- Born: May 14, 1940 Turkey
- Died: May 15, 1989 (aged 49)
- Occupation: Interior designer

= Kalef Alaton =

Kalef Alaton (1940–1989) was an interior designer. Alaton is known as one of the biggest influences on the Californian residential interiors in the 1980s.

== Career ==
Born on May 14, 1940, in Turkey, Alaton intended initially to become an artist. While studying art in Paris at age 16, he switched his focus to interior design. While studying design he worked under the renowned Russian designer Oscar Mourinsky. Alaton later moved to Los Angeles, California where he quickly became a designer. He was known for giving new life to antique pieces by incorporating them into his otherwise modern designs. Alaton can best be linked to the Modernism design movement that lasted from the late 19th century to the early 20th century.

Alaton has designed interiors such as a triplex in West Hollywood that were homes to Marilyn Monroe and Frank Sinatra, as well as homes in Beverly Hills such as Simon and Serlee Beriro's residence.
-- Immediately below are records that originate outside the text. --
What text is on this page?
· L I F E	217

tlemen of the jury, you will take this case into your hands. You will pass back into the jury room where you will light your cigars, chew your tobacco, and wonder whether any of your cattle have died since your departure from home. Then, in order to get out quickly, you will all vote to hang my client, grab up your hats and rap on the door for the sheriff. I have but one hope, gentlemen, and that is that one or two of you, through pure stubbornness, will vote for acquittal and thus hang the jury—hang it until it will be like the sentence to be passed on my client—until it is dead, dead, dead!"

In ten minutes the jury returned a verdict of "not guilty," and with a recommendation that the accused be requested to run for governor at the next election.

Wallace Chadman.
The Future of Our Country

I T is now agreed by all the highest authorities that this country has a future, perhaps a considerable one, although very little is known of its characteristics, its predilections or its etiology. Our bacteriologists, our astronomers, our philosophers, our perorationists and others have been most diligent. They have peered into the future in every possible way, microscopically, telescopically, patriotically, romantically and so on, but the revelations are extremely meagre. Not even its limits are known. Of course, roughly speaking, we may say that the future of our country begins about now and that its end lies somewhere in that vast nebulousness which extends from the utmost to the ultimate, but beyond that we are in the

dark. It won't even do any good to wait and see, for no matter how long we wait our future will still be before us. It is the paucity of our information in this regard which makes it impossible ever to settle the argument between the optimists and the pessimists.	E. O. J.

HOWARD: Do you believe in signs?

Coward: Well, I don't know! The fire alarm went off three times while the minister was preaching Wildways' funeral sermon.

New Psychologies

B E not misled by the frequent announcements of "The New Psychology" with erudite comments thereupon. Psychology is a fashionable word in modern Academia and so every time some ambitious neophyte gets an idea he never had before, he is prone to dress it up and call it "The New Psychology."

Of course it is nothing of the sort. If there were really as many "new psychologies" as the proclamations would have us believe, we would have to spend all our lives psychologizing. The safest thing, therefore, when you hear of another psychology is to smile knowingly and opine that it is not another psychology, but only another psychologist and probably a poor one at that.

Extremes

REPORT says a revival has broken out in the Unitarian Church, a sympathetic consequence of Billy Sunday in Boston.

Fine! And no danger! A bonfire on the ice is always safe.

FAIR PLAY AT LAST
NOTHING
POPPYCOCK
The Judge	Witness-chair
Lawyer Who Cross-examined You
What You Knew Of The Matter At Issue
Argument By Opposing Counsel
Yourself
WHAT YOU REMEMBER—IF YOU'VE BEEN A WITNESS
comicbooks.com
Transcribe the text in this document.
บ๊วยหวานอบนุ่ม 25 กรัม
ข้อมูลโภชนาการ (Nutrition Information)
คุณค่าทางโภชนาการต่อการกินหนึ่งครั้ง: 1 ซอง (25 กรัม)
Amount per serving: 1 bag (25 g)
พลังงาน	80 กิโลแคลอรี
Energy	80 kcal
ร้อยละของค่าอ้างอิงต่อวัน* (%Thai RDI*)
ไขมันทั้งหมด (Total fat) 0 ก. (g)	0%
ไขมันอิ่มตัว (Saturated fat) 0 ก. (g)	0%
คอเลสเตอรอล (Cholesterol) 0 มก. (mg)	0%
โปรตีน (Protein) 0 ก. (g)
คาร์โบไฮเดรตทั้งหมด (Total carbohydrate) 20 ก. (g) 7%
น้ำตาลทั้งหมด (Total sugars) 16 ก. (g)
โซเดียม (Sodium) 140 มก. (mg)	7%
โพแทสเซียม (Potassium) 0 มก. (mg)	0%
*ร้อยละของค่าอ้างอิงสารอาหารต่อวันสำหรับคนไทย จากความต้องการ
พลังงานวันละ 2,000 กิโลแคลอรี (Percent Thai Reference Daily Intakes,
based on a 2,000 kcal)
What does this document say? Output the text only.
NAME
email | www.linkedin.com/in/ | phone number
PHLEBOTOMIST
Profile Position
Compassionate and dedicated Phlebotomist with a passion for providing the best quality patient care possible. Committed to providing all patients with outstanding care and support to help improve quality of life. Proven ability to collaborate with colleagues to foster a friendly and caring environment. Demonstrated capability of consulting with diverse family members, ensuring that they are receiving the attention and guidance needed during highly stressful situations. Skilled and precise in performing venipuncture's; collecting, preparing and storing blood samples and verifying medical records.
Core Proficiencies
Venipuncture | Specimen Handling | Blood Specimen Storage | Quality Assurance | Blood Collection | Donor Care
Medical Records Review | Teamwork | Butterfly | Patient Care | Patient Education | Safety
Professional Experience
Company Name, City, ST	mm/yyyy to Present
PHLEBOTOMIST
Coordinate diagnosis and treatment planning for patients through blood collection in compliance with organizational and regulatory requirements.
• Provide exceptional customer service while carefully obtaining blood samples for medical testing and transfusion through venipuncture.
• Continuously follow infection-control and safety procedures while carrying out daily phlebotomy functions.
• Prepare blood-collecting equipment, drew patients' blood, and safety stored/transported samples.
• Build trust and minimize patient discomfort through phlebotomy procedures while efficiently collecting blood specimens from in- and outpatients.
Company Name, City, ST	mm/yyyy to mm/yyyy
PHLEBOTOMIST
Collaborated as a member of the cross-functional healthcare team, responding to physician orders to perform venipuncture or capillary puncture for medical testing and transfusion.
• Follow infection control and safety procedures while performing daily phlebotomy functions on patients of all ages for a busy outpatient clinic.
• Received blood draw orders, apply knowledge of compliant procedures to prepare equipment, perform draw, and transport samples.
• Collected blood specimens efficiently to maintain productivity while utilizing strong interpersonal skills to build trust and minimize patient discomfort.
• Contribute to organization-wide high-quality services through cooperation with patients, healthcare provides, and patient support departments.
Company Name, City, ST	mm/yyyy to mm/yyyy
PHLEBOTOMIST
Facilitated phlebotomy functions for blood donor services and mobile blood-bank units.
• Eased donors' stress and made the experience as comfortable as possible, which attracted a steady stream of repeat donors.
His specialty was residential design, and he focused on the clients' needs[5] He drew inspiration from his clients and had them thoroughly involved in the design process.

Alaton was also the mentor of interior designer Marjorie Shushan, who credits him as "the designer who changed my life. He taught me to be curious and always open to new ideas." She worked under him for 10 years before opening her own firm in New York City. Alaton was named one of the top 20 greatest designers of all time in 2010 by Architectural Digest and listed in the Interior Hall of Fame in 2014.

== Death ==
Alaton died on May 15, 1989, due to AIDS complications and is survived by his life partner Ralf Webb.